By Nancy Marshall, The PR Maven®

What is a brand? I can tell you what it’s not.

It’s not a company’s logo or a company’s tagline. It’s not the golden arches or the Nike swoosh. It’s not the Michelin man or the Big Green Monster.It’s actually the way that customers and the public think and feel about a company, a product, an organization or even a person. It’s a visceral feeling, like the feeling of being in love. Some businesses have cultivated such a strong brand attachment with their customers that the relationship is like a romance. Think of people who own Harley Davidson motorcycles. They are so in love with their bikes that they are willing to tattoo the logo on their bodies. When you think about Harley, you think about “riding on the open road, wild and free.” If you own a Harley, you think of the brand as part of your DNA.

Sugarloaf has cultivated the same kind of brand loyalty with its guests. People are proud to call themselves “Sugarloafers,” and there is a cult following of skiers and snowboarders who identify with the mountain as an indispensable part of their lives.

As individuals, we seek to build personal brands with personal and professional networks who will support us throughout our careers. In today’s business world you have a personal brand, whether you know it or not. People can get a pretty good idea of who you are and who you’re connected to by doing a Google search online.

When I meet someone new, I inevitably Google their name and see how they show up on websites and on social media. Have you ever Googled your own name? It might be a good idea so you can see what shows up when other people are searching for information about you. Consider setting up a Google news alert so you receive an email every time your name appears on the Internet. Go to and set it up for free. If you haven’t already started, now’s the time to start thinking about how you manage and communicate your personal brand.

Personal branding is all about defining your own unique story and what differentiates you from others in your field, then making sure you connect with the people who may want to buy your products and services. The more connections you have in your network, the stronger your personal brand will be. This will benefit you when you are trying to sell products or services, seeking out a job reference, or looking for support of a fundraising campaign or political campaign. The stronger your personal network, the stronger your reputation will be and the more successful you will be. In my opinion, a stronger network leads to a happier life.

Earlier this year, I became certified as a personal brand strategist through New York-based Reach Personal Branding, founded by William Arruda, the father of personal branding. The reason I went through this certification program was because I saw the need for my clients to communicate what makes them special and unique, particularly on the Internet. Today, I work with executives, authors, celebrities and athletes to help them define and communicate their personal brand. You can do this yourself.

Start by asking yourself these questions:

  • If someone is looking to buy what I have to sell, can they easily and quickly find me online?
  • Is there information on websites and social media that clearly differentiates me from the competition?
  • Do I have a personal brand that is compelling and attractive to my targeted audiences?
  • Do I have a large group of followers, friends and fans, who know, like and trust me, and who help spread positive word of mouth about what I am selling?
  • What am I doing on a daily basis to help others in my personal network ?
  • Do I and my products or services show up on more than one website if someone Googles me? Do I have a website in addition to a LinkedIn profile, as well as Facebook, Twitter or Instagram accounts?

Thinking of yourself as a brand may be a new way of thinking for you, but it’s vital in your personal and professional life so the right people know what you are doing and how they can help you.
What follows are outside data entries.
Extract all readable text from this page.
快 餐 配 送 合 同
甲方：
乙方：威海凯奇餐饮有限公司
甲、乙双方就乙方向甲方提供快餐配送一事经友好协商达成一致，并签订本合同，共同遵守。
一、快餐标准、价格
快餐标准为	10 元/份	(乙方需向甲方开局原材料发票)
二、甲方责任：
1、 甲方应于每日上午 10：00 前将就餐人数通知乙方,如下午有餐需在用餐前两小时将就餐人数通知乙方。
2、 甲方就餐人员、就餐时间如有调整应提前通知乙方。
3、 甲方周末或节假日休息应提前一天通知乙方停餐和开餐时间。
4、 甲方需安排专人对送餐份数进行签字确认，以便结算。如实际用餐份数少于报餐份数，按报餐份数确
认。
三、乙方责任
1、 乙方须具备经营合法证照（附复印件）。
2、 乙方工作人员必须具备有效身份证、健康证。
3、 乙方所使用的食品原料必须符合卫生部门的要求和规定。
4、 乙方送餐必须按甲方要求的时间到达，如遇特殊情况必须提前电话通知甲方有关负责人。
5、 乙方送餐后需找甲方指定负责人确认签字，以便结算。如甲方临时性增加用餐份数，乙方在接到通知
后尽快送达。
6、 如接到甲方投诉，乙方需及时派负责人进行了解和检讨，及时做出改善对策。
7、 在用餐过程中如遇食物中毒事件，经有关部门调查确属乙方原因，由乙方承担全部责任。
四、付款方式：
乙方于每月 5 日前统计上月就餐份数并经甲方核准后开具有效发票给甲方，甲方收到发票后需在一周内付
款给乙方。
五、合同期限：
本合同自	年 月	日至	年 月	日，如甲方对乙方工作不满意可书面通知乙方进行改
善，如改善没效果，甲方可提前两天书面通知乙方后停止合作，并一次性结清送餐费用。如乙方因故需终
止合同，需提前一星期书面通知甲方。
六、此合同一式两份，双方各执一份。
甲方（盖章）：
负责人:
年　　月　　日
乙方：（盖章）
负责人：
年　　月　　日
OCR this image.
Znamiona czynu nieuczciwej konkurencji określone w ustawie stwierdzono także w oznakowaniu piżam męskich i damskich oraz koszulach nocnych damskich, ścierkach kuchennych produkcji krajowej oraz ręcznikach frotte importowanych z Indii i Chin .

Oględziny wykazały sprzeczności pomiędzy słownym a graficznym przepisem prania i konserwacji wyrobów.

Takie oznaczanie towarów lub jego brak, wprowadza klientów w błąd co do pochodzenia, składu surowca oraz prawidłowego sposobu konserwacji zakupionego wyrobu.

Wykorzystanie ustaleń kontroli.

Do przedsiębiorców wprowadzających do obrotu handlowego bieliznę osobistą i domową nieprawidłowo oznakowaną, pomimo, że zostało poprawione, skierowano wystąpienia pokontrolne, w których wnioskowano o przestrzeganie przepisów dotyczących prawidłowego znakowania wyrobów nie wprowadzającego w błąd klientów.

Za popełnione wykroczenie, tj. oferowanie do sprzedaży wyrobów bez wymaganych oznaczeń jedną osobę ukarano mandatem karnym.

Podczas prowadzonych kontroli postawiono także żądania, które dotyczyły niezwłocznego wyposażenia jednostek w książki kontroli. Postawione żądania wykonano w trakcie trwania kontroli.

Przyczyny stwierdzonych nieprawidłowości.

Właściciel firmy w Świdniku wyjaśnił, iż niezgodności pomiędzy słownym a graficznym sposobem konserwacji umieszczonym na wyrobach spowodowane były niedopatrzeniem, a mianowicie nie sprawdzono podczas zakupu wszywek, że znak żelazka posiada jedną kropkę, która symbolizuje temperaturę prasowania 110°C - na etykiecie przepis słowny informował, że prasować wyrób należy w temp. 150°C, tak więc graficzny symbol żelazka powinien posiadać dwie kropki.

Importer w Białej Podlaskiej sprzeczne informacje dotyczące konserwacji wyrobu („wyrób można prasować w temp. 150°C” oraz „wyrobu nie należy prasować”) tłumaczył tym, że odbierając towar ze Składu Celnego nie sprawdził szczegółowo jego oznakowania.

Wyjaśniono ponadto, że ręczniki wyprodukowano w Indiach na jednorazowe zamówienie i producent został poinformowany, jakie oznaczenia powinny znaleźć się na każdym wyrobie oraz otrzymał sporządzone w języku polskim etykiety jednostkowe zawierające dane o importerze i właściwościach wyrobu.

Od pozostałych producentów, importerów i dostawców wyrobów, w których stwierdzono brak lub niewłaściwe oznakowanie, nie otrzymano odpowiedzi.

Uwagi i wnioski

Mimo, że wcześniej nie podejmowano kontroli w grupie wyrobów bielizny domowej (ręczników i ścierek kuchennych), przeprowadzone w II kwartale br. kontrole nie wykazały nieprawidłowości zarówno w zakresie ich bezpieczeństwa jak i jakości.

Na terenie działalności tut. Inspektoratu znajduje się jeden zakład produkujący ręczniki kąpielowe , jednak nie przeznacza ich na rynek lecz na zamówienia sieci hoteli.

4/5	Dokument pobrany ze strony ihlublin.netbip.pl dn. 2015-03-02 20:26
They also need to know that you care about them. That’s what professional networking is all about: connecting with the right people who will talk about you to others, and who know that you will help carry their message to the right people.

Your brand is a promise you make to deliver on your unique value proposition. If you are true to your brand, then others will be more likely to trust you—it is vital that your brand is authentic. If they don’t trust you, they won’t do business with you. Without trust, there can be no business relationship.

As more and more people recognize and connect with your brand it grows stronger and gains brand equity. This brand equity is your most valuable asset as you build your professional career, and in my view, it adds to personal happiness in life.

A brand is a promise that you make to your family, friends, customers, clients, peers and everyone you meet. It is the reason they like you and the reason people trust you. It helps you build your personal network of people who will be there for you when you need them, throughout your lifetime.

Your brand must be rooted in authenticity. You need to be yourself. When I was a girl, I went to a summer camp in New Hampshire for eight summers whose motto was “My own self, at my very best, all the time.”

I challenge you to define what is your “own best self,” and connect with others who are interested in helping you build your network and communicate your unique promise of value, all the time. They will be interested, because you are always there for them to help them build their own network, all the time.